In its article The value of APIs for business, MuleSoft offers two excellent examples on the value an API strategy can create for a business:

Connect with customers

Take the hypothetical case of a national auto insurance provider. Over the years, as part of its normal business operations and planning, it has assembled and maintained comprehensive, detailed, and up-to-date data on the quality and condition of local roads all across the country. By making this previously internal data publicly accessible through an API, the company unleashes the creativity of developers and related businesses to devise new uses for the data. Developers create apps that recommend driving routes based in part on road quality. Civic groups develop apps that empower citizens to band together and petition local officials for better funding of transit infrastructure. The insurance company itself gives potential customers a way to get rate quotes — whenever they want, and from wherever they happen to be — through web and mobile apps. Simply exposing this previously isolated and hidden data through a public API has given the insurance company a powerful way to extend its reach to thousands of new customers — who now regularly connect with the company in a more personal, meaningful way. This API strategy has allowed the company the opportunity to improve customer engagement as well as creating new products and new channels that can be used in increasingly innovative ways. 

Streamline operations

The insurance company could also develop private APIs for use by its own employees — for example, to provide its sales team with information that can help them give accurate quotes more efficiently, even when they are on the road, through web and mobile apps. Another API could enable the company’s claims department to more easily access data that will help them process customer claims more quickly, more conveniently, and with fewer errors. These are just a few examples of how an internal API strategy can improve operational efficiency and customer service for businesses.

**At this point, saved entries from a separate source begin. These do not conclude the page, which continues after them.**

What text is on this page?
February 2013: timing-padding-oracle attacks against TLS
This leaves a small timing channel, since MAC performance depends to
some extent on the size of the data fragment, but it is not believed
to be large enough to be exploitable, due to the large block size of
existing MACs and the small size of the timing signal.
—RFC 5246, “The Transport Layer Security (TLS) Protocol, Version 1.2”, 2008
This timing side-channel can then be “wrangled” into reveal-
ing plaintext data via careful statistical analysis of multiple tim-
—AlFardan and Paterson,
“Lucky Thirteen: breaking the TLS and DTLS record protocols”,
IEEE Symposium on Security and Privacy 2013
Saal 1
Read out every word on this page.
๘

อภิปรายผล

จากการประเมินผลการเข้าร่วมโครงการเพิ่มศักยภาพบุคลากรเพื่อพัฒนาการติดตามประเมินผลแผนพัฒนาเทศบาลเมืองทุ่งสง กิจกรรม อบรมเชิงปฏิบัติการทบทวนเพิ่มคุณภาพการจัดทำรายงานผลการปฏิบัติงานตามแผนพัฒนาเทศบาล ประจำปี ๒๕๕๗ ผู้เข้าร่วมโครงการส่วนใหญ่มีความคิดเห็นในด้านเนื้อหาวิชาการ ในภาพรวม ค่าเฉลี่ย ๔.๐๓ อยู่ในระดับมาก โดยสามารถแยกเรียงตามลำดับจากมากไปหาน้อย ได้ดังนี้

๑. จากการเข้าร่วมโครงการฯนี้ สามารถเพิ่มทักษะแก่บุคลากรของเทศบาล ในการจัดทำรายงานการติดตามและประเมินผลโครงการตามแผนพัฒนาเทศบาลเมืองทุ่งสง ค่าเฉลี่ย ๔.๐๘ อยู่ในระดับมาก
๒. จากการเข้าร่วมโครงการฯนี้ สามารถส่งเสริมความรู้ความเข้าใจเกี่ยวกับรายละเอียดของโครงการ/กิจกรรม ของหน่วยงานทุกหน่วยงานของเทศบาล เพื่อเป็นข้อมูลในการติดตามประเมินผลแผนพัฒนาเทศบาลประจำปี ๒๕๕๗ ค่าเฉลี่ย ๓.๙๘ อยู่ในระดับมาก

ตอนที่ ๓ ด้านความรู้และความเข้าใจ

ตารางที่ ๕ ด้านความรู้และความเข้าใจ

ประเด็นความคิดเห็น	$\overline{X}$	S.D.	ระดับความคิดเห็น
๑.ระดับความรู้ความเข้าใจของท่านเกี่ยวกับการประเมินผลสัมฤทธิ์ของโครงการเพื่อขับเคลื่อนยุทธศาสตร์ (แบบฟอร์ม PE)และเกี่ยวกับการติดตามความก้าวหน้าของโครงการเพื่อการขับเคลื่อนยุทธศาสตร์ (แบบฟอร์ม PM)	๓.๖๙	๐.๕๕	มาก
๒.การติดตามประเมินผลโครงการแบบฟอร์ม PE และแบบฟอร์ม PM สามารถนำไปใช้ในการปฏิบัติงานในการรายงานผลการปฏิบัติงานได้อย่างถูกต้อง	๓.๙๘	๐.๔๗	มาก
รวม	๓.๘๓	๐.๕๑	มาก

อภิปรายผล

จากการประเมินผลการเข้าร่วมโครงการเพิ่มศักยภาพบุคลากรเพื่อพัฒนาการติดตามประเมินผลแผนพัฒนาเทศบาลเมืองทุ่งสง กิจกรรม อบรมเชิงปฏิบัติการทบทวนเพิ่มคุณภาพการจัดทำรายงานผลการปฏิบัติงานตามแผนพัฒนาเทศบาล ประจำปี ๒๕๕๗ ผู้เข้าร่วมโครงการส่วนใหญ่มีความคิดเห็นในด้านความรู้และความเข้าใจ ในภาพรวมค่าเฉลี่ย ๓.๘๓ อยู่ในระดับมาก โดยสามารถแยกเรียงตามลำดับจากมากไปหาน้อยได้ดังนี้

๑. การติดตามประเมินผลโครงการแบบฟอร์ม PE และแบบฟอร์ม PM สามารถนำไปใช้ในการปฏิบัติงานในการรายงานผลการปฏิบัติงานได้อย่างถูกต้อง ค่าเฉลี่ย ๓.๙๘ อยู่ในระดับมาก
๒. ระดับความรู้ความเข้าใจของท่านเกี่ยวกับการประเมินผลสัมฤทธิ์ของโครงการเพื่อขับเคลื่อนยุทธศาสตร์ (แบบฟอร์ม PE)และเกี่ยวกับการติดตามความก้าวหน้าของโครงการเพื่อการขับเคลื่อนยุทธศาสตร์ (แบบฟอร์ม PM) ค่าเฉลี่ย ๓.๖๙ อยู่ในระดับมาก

Implementing an API Strategy

Now the question is, how can businesses implement an API strategy? Although different organisations will have different needs and requirements, there are certain common steps a business should go through to implement its API strategy.

These steps include:

  • Establishing a digital strategy. The first step is to establish a digital strategy, aligning stakeholders, defining business outcomes, and validating the ecosystem and business models.
  • Aligning the organisation and culture. Here, the business should realign itself to the new capabilities it aims to gain through the use of APIs. Here, it is important to view the APIs as trustworthy and secure products, designed with their target audiences in mind. This realignment will enable the business to create new value, provide excellent customer experiences, and improve outcomes.
  • Consider and deploy the supporting technology. An API by itself is of little value to the business. It is the technologies that ‘consume’ the APIs and the resulting experiences that generate value. In simple terms, while APIs make the data available across an enterprise, success is defined by how the wider ecosystem of users and applications, both internal and external, will use this data.
  • Document-document-document. Creating a clear and easily accessible documentation of the API strategy, will help current and future users across the organisation and its extended ecosystem to have a common understanding and point of reference with respect to what the business is trying to achieve and how.
  • Engage. Once the strategy is formed, it is important to engage the entire ecosystem to maximise awareness and adoption.
  • Measure success. As a final step, businesses need to measure the success of their API strategy by using relevant metrics. These include revenue metrics like return on investment, operational metrics like uptime and errors, and developer metrics like speed of delivery. And by measuring and testing, businesses will gather data that will enable them to continuously optimise their API strategy.